# Spielstände plötzlich weg ( kein Cloud-Speicher)?



## Repainer (11. Mai 2016)

*Spielstände plötzlich weg ( kein Cloud-Speicher)?*

Wollte heute GTA V spielen, nachdem ich den Button ,,Story fortsetzen" geklickt habe, war ich plötzlich bei der erstem Mission wieder.

Habe dann auf meine Speicherstände geschaut, diese waren alle weg.

Speichert GAT V die Spielstände nicht über die Steamcloud ab?


----------



## Worrel (11. Mai 2016)

Nope, in der Steamcloud werden keine GTA V Saves gespeichert: (rechts GTA, links ein Steamcloud Spiel)



			Dieser Inhalt steht nur eingeloggten Mitgliedern zur Verfügung.


----------



## Repainer (11. Mai 2016)

Dann muss ich wohl alles erneut spielen.

Habe nämlich meine Festplatte ,,formatieren müssen", da wohl die Savegames vergessen zu speichern.
Irgendwie kam mir das seltsam vor, als ich was vergessen hätte.

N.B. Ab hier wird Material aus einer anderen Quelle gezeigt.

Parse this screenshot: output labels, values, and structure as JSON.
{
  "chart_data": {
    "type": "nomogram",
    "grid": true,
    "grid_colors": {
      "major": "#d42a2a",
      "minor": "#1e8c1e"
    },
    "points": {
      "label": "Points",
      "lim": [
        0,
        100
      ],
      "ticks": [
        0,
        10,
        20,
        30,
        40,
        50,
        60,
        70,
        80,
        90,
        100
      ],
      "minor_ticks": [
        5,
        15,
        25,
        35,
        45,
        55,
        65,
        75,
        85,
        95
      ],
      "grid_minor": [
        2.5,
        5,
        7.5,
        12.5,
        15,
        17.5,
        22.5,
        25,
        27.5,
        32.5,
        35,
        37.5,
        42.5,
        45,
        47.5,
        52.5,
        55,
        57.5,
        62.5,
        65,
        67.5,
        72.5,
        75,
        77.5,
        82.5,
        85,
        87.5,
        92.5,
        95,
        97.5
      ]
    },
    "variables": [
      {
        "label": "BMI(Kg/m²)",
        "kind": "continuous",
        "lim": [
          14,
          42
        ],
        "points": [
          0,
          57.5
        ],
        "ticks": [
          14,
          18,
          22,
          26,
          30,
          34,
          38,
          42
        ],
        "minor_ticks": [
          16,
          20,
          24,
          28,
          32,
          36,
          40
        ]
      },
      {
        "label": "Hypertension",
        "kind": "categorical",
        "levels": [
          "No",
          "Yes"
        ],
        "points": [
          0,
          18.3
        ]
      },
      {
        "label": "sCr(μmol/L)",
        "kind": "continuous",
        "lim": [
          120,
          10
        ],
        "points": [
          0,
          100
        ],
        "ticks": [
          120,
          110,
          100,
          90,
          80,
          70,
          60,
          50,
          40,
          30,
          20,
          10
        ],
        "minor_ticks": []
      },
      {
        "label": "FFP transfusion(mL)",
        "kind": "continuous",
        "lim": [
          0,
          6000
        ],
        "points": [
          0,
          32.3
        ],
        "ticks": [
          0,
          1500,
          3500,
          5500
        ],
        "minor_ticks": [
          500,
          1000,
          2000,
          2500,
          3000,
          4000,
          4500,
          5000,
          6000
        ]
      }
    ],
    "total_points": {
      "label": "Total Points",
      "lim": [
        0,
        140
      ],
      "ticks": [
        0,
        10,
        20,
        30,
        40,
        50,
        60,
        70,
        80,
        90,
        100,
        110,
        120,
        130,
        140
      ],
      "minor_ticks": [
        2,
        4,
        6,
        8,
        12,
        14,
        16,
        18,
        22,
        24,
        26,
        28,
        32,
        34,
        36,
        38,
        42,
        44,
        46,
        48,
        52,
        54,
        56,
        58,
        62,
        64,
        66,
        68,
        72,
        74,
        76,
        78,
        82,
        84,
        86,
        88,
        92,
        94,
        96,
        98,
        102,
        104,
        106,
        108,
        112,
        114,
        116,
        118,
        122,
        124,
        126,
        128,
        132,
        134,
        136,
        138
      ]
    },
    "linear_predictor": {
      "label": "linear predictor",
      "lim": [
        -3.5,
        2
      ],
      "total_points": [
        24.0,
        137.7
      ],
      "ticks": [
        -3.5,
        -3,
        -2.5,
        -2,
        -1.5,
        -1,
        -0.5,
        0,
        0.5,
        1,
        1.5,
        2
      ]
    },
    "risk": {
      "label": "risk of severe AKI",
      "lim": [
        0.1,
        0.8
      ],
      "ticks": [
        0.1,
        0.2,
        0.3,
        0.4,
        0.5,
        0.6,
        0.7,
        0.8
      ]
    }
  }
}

Soweit war ich jetzt zum Glück nicht, würde sagen etwa 40 oder 50 % .




Worrel schrieb:


> Nope, in der Steamcloud werden keine GTA V Saves gespeichert: (rechts GTA, links ein Steamcloud Spiel)
> 
> 
> 
> Dieser Inhalt steht nur eingeloggten Mitgliedern zur Verfügung.


----------



## sauerlandboy79 (11. Mai 2016)

Repainer schrieb:


> Soweit war ich jetzt zum Glück nicht, würde sagen etwa 40 oder 50 % .


Selbst das ist schon bitter.


----------



## Shadow_Man (12. Mai 2016)

Bei GTA V gibts keinerlei Cloud-Speicherung. Also wer sein Betriebssystem neu aufsetzt, dann unbedingt den Speicherstand irgendwo sichern.


----------



## Repainer (12. Mai 2016)

sauerlandboy79 schrieb:


> Selbst das ist schon bitter.



Da hast du recht. Muss man wohl Geduld mitbringen. 
Die andere Möglichkeit *Schattenseite*
man besorgt sich ein Savegame  von jemanden, damit dürfte das Problem dann auch beseitigt sein. Das einzige, man muss dann so Kleinigkeit noch auf sein eigenen Still anpassen.


----------



## Herbboy (12. Mai 2016)

Shadow_Man schrieb:


> Bei GTA V gibts keinerlei Cloud-Speicherung. Also wer sein Betriebssystem neu aufsetzt, dann unbedingt den Speicherstand irgendwo sichern.




gilt das auch für die Version direkt über Rockstar ohne Steam? ^^


----------



## Elektrostuhl (12. Mai 2016)

Herbboy schrieb:


> gilt das auch für die Version direkt über Rockstar ohne Steam? ^^



Ja. Rockstar sichert nur GTA Online Spielstände in der Cloud.


----------



## Shadow_Man (13. Mai 2016)

Übrigens für alle Dark Souls 3 Zocker. Dort ist es auch so. Da gibt es auch keine Cloudspeicherung und die Speicherstände müssen manuell gesichert werden.


----------



## Worrel (13. Mai 2016)

Für sowas gibt's den GameSave Manager.


----------



## McDrake (13. Mai 2016)

Worrel schrieb:


> Für sowas gibt's den GameSave Manager.



Danke für den Tipp.
Irgendwelche Erfahrungen?


----------